El olvido que en la actualidad se le dispensa obedece al derrotero que tomó su filmografía en los años 60. Atento únicamente a la comercialidad, dejó de interesarle esa reproducción de la realidad, que le llevó a ser el heraldo del Spanish noir en Brigada Criminal, para empezar a darle al público lo que quería ver. Cuando se agotó el western mediterráneo —que cultivó en cintas como Oeste Nevada Joe (1965) o Cinco pistolas de Texas (1966)— se aplicó con ahínco en la comedia y el resto de los géneros más comerciales. A ojos de la crítica que le condenó, la decadencia más absoluta llegó en el destape, a veces trufado de quinqui, para terminar en la linde del porno.

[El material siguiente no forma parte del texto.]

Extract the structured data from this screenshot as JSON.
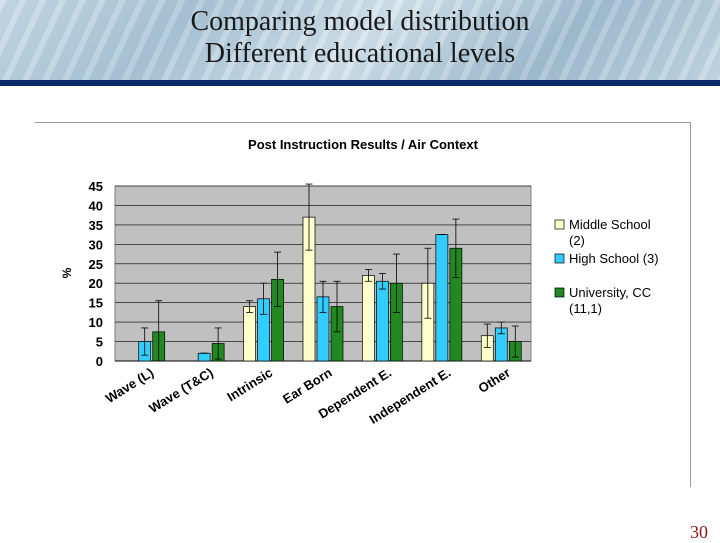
{
  "slide": {
    "title_line1": "Comparing model distribution",
    "title_line2": "Different educational levels",
    "page_number": "30"
  },
  "colors": {
    "title_bar": "#0a2a6a",
    "middle_school": "#ffffcc",
    "high_school": "#33ccff",
    "university": "#228822",
    "plot_bg": "#c0c0c0",
    "page_number": "#8b1a1a"
  },
  "chart_data": {
    "type": "bar",
    "title": "Post Instruction Results / Air Context",
    "ylabel": "%",
    "xlabel": "",
    "ylim": [
      0,
      45
    ],
    "yticks": [
      0,
      5,
      10,
      15,
      20,
      25,
      30,
      35,
      40,
      45
    ],
    "categories": [
      "Wave (L)",
      "Wave (T&C)",
      "Intrinsic",
      "Ear Born",
      "Dependent E.",
      "Independent E.",
      "Other"
    ],
    "legend_position": "right",
    "series": [
      {
        "name": "Middle School (2)",
        "values": [
          0,
          0,
          14,
          37,
          22,
          20,
          6.5
        ],
        "errors": [
          0,
          0,
          1.5,
          8.5,
          1.5,
          9,
          3
        ],
        "color": "#ffffcc"
      },
      {
        "name": "High School (3)",
        "values": [
          5,
          2,
          16,
          16.5,
          20.5,
          32.5,
          8.5
        ],
        "errors": [
          3.5,
          0,
          4,
          4,
          2,
          0,
          1.5
        ],
        "color": "#33ccff"
      },
      {
        "name": "University, CC (11,1)",
        "values": [
          7.5,
          4.5,
          21,
          14,
          20,
          29,
          5
        ],
        "errors": [
          8,
          4,
          7,
          6.5,
          7.5,
          7.5,
          4
        ],
        "color": "#228822"
      }
    ]
  }
}
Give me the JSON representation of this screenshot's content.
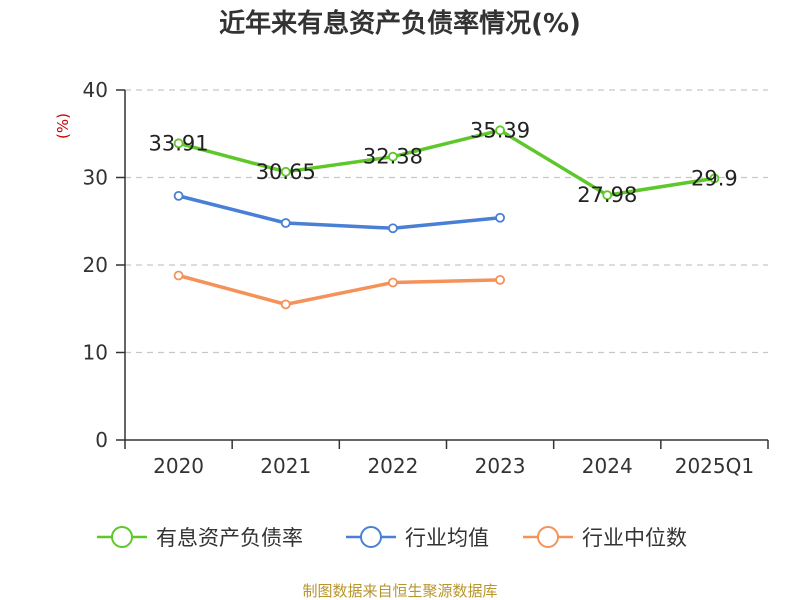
{
  "chart_data": {
    "type": "line",
    "title": "近年来有息资产负债率情况(%)",
    "ylabel": "(%)",
    "xlabel": "",
    "categories": [
      "2020",
      "2021",
      "2022",
      "2023",
      "2024",
      "2025Q1"
    ],
    "ylim": [
      0,
      40
    ],
    "yticks": [
      0,
      10,
      20,
      30,
      40
    ],
    "grid": true,
    "legend_position": "bottom",
    "series": [
      {
        "name": "有息资产负债率",
        "color": "#5ec72a",
        "values": [
          33.91,
          30.65,
          32.38,
          35.39,
          27.98,
          29.9
        ],
        "labels": [
          "33.91",
          "30.65",
          "32.38",
          "35.39",
          "27.98",
          "29.9"
        ]
      },
      {
        "name": "行业均值",
        "color": "#4a7fd6",
        "values": [
          27.9,
          24.8,
          24.2,
          25.4,
          null,
          null
        ]
      },
      {
        "name": "行业中位数",
        "color": "#f5925a",
        "values": [
          18.8,
          15.5,
          18.0,
          18.3,
          null,
          null
        ]
      }
    ],
    "source": "制图数据来自恒生聚源数据库"
  }
}
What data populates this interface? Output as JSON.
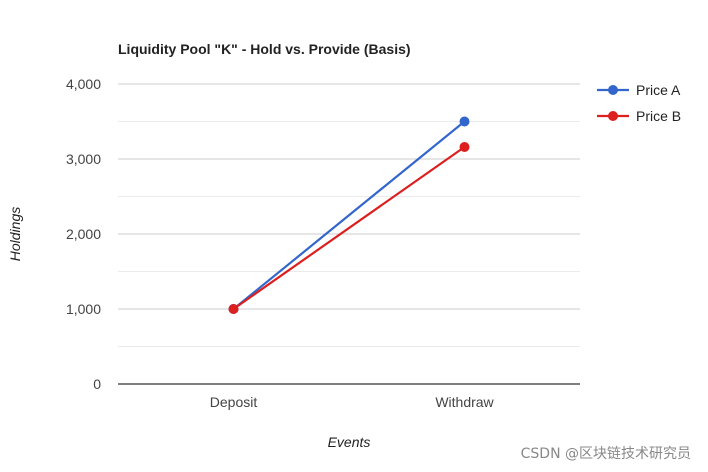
{
  "chart_data": {
    "type": "line",
    "title": "Liquidity Pool \"K\" - Hold vs. Provide (Basis)",
    "xlabel": "Events",
    "ylabel": "Holdings",
    "categories": [
      "Deposit",
      "Withdraw"
    ],
    "ylim": [
      0,
      4000
    ],
    "yticks": [
      0,
      1000,
      2000,
      3000,
      4000
    ],
    "ytick_labels": [
      "0",
      "1,000",
      "2,000",
      "3,000",
      "4,000"
    ],
    "grid": true,
    "legend_position": "right",
    "series": [
      {
        "name": "Price A",
        "values": [
          1000,
          3500
        ],
        "color": "#3366cc"
      },
      {
        "name": "Price B",
        "values": [
          1000,
          3160
        ],
        "color": "#dc1f1f"
      }
    ]
  },
  "watermark": "CSDN @区块链技术研究员"
}
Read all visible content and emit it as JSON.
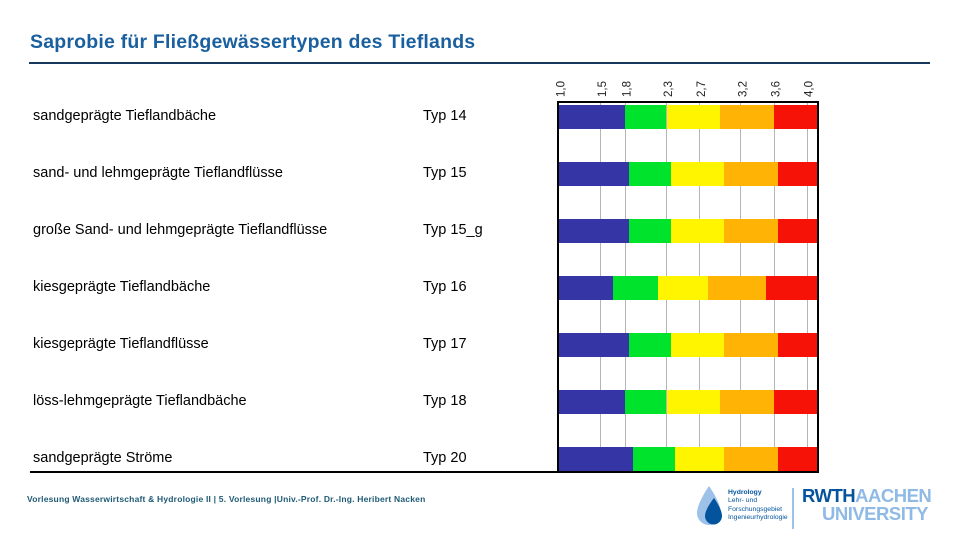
{
  "slide": {
    "title": "Saprobie für Fließgewässertypen des Tieflands",
    "footer": "Vorlesung Wasserwirtschaft & Hydrologie II | 5. Vorlesung |Univ.-Prof. Dr.-Ing. Heribert Nacken"
  },
  "chart_data": {
    "type": "bar",
    "orientation": "horizontal-stacked",
    "title": "Saprobie für Fließgewässertypen des Tieflands",
    "axis": {
      "min": 1.0,
      "max": 4.0,
      "tick_labels": [
        "1,0",
        "1,5",
        "1,8",
        "2,3",
        "2,7",
        "3,2",
        "3,6",
        "4,0"
      ],
      "tick_values": [
        1.0,
        1.5,
        1.8,
        2.3,
        2.7,
        3.2,
        3.6,
        4.0
      ],
      "grid": true
    },
    "segment_colors": [
      "#3535a5",
      "#00e32d",
      "#fff500",
      "#ffb305",
      "#f71207"
    ],
    "rows": [
      {
        "label": "sandgeprägte Tieflandbäche",
        "type": "Typ 14",
        "boundaries": [
          1.8,
          2.3,
          2.95,
          3.6
        ]
      },
      {
        "label": "sand- und lehmgeprägte Tieflandflüsse",
        "type": "Typ 15",
        "boundaries": [
          1.85,
          2.35,
          3.0,
          3.65
        ]
      },
      {
        "label": "große Sand- und lehmgeprägte Tieflandflüsse",
        "type": "Typ 15_g",
        "boundaries": [
          1.85,
          2.35,
          3.0,
          3.65
        ]
      },
      {
        "label": "kiesgeprägte Tieflandbäche",
        "type": "Typ 16",
        "boundaries": [
          1.65,
          2.2,
          2.8,
          3.5
        ]
      },
      {
        "label": "kiesgeprägte Tieflandflüsse",
        "type": "Typ 17",
        "boundaries": [
          1.85,
          2.35,
          3.0,
          3.65
        ]
      },
      {
        "label": "löss-lehmgeprägte Tieflandbäche",
        "type": "Typ 18",
        "boundaries": [
          1.8,
          2.3,
          2.95,
          3.6
        ]
      },
      {
        "label": "sandgeprägte Ströme",
        "type": "Typ 20",
        "boundaries": [
          1.9,
          2.4,
          3.0,
          3.65
        ]
      }
    ]
  },
  "logos": {
    "hydrology": {
      "line1": "Hydrology",
      "line2": "Lehr- und",
      "line3": "Forschungsgebiet",
      "line4": "Ingenieurhydrologie"
    },
    "rwth": {
      "part_dark": "RWTH",
      "part_light": "AACHEN",
      "line2": "UNIVERSITY"
    }
  },
  "colors": {
    "title_blue": "#1a5f9e",
    "rule_dark": "#17375d",
    "footer_blue": "#1e5a75",
    "rwth_dark_blue": "#04539d",
    "rwth_light_blue": "#8ebae5",
    "gridline_gray": "#b5b5b5"
  }
}
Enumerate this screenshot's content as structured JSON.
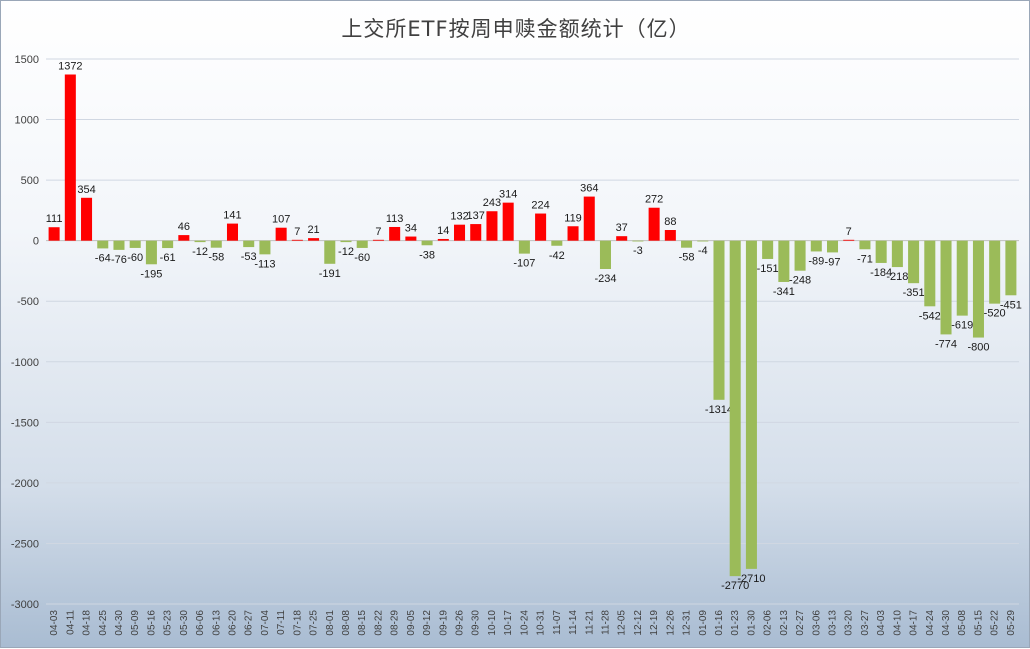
{
  "chart_data": {
    "type": "bar",
    "title": "上交所ETF按周申赎金额统计（亿）",
    "xlabel": "",
    "ylabel": "",
    "ylim": [
      -3000,
      1500
    ],
    "yticks": [
      1500,
      1000,
      500,
      0,
      -500,
      -1000,
      -1500,
      -2000,
      -2500,
      -3000
    ],
    "grid": true,
    "legend": "none",
    "positive_color": "#ff0000",
    "negative_color": "#9bbb59",
    "categories": [
      "04-03",
      "04-11",
      "04-18",
      "04-25",
      "04-30",
      "05-09",
      "05-16",
      "05-23",
      "05-30",
      "06-06",
      "06-13",
      "06-20",
      "06-27",
      "07-04",
      "07-11",
      "07-18",
      "07-25",
      "08-01",
      "08-08",
      "08-15",
      "08-22",
      "08-29",
      "09-05",
      "09-12",
      "09-19",
      "09-26",
      "09-30",
      "10-10",
      "10-17",
      "10-24",
      "10-31",
      "11-07",
      "11-14",
      "11-21",
      "11-28",
      "12-05",
      "12-12",
      "12-19",
      "12-26",
      "12-31",
      "01-09",
      "01-16",
      "01-23",
      "01-30",
      "02-06",
      "02-13",
      "02-27",
      "03-06",
      "03-13",
      "03-20",
      "03-27",
      "04-03",
      "04-10",
      "04-17",
      "04-24",
      "04-30",
      "05-08",
      "05-15",
      "05-22",
      "05-29"
    ],
    "values": [
      111,
      1372,
      354,
      -64,
      -76,
      -60,
      -195,
      -61,
      46,
      -12,
      -58,
      141,
      -53,
      -113,
      107,
      7,
      21,
      -191,
      -12,
      -60,
      7,
      113,
      34,
      -38,
      14,
      132,
      137,
      243,
      314,
      -107,
      224,
      -42,
      119,
      364,
      -234,
      37,
      -3,
      272,
      88,
      -58,
      -4,
      -1314,
      -2770,
      -2710,
      -151,
      -341,
      -248,
      -89,
      -97,
      7,
      -71,
      -184,
      -218,
      -351,
      -542,
      -774,
      -619,
      -800,
      -520,
      -451
    ]
  }
}
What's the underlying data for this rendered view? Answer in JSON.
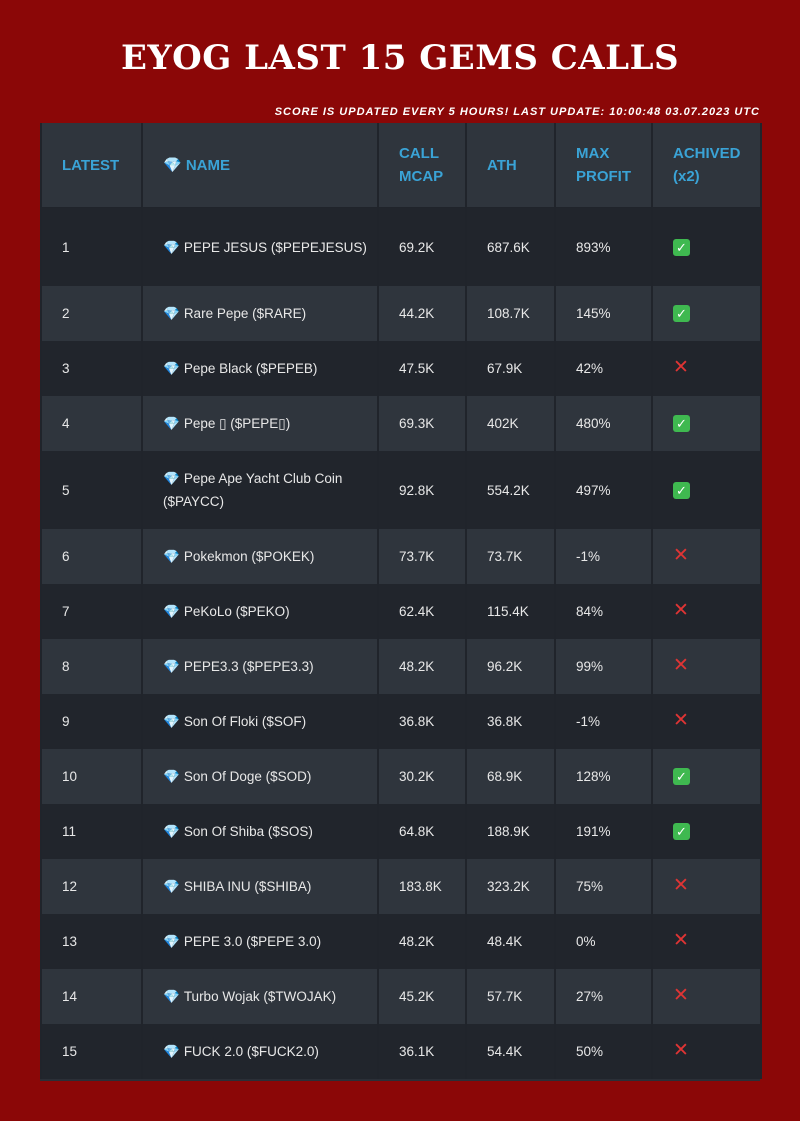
{
  "header": {
    "title": "EYOG LAST 15 GEMS CALLS",
    "update_text": "SCORE IS UPDATED EVERY 5 HOURS! LAST UPDATE: 10:00:48 03.07.2023 UTC"
  },
  "table": {
    "columns": [
      "LATEST",
      "💎 NAME",
      "CALL MCAP",
      "ATH",
      "MAX PROFIT",
      "ACHIVED (x2)"
    ],
    "rows": [
      {
        "latest": "1",
        "name": "PEPE JESUS ($PEPEJESUS)",
        "call_mcap": "69.2K",
        "ath": "687.6K",
        "max_profit": "893%",
        "achieved": true
      },
      {
        "latest": "2",
        "name": "Rare Pepe ($RARE)",
        "call_mcap": "44.2K",
        "ath": "108.7K",
        "max_profit": "145%",
        "achieved": true
      },
      {
        "latest": "3",
        "name": "Pepe Black ($PEPEB)",
        "call_mcap": "47.5K",
        "ath": "67.9K",
        "max_profit": "42%",
        "achieved": false
      },
      {
        "latest": "4",
        "name": "Pepe ▯ ($PEPE▯)",
        "call_mcap": "69.3K",
        "ath": "402K",
        "max_profit": "480%",
        "achieved": true
      },
      {
        "latest": "5",
        "name": "Pepe Ape Yacht Club Coin ($PAYCC)",
        "call_mcap": "92.8K",
        "ath": "554.2K",
        "max_profit": "497%",
        "achieved": true
      },
      {
        "latest": "6",
        "name": "Pokekmon ($POKEK)",
        "call_mcap": "73.7K",
        "ath": "73.7K",
        "max_profit": "-1%",
        "achieved": false
      },
      {
        "latest": "7",
        "name": "PeKoLo ($PEKO)",
        "call_mcap": "62.4K",
        "ath": "115.4K",
        "max_profit": "84%",
        "achieved": false
      },
      {
        "latest": "8",
        "name": "PEPE3.3 ($PEPE3.3)",
        "call_mcap": "48.2K",
        "ath": "96.2K",
        "max_profit": "99%",
        "achieved": false
      },
      {
        "latest": "9",
        "name": "Son Of Floki ($SOF)",
        "call_mcap": "36.8K",
        "ath": "36.8K",
        "max_profit": "-1%",
        "achieved": false
      },
      {
        "latest": "10",
        "name": "Son Of Doge ($SOD)",
        "call_mcap": "30.2K",
        "ath": "68.9K",
        "max_profit": "128%",
        "achieved": true
      },
      {
        "latest": "11",
        "name": "Son Of Shiba ($SOS)",
        "call_mcap": "64.8K",
        "ath": "188.9K",
        "max_profit": "191%",
        "achieved": true
      },
      {
        "latest": "12",
        "name": "SHIBA INU ($SHIBA)",
        "call_mcap": "183.8K",
        "ath": "323.2K",
        "max_profit": "75%",
        "achieved": false
      },
      {
        "latest": "13",
        "name": "PEPE 3.0 ($PEPE 3.0)",
        "call_mcap": "48.2K",
        "ath": "48.4K",
        "max_profit": "0%",
        "achieved": false
      },
      {
        "latest": "14",
        "name": "Turbo Wojak ($TWOJAK)",
        "call_mcap": "45.2K",
        "ath": "57.7K",
        "max_profit": "27%",
        "achieved": false
      },
      {
        "latest": "15",
        "name": "FUCK 2.0 ($FUCK2.0)",
        "call_mcap": "36.1K",
        "ath": "54.4K",
        "max_profit": "50%",
        "achieved": false
      }
    ]
  },
  "icons": {
    "gem": "gem-icon",
    "achieved": "check-icon",
    "not_achieved": "cross-icon"
  },
  "colors": {
    "background": "#8b0707",
    "header_text": "#3aa3d6",
    "check": "#3fb950",
    "cross": "#e03434"
  }
}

Como poco, Ignacio F. Iquino merecería un puesto en la historia junto a Rafael Gil, que también puso fin a su filmografía sin más intereses que los comerciales. Pero Iquino ni siquiera goza de la simpatía que se dispensa a Jesús Franco. A mi juicio, de su centenar de películas, además de Brigada Criminal, son dignas del mayor de los encomios cintas como Camino cortado (1955), Buen viaje, Pablo (1959) o Juventud a la intemperie (1961). Todas ellas destacan entre lo mejor de ese Spanish noir prolongado hasta Atraco a las tres (José María Forqué, 1962), filme que pone fin a aquel primer y sobresaliente cine policiaco español, al ser su primera parodia. Sí señor, cualquier amante del Spanish noir sabe que Iquino tiene altura suficiente como para rehabilitarle entre aplausos.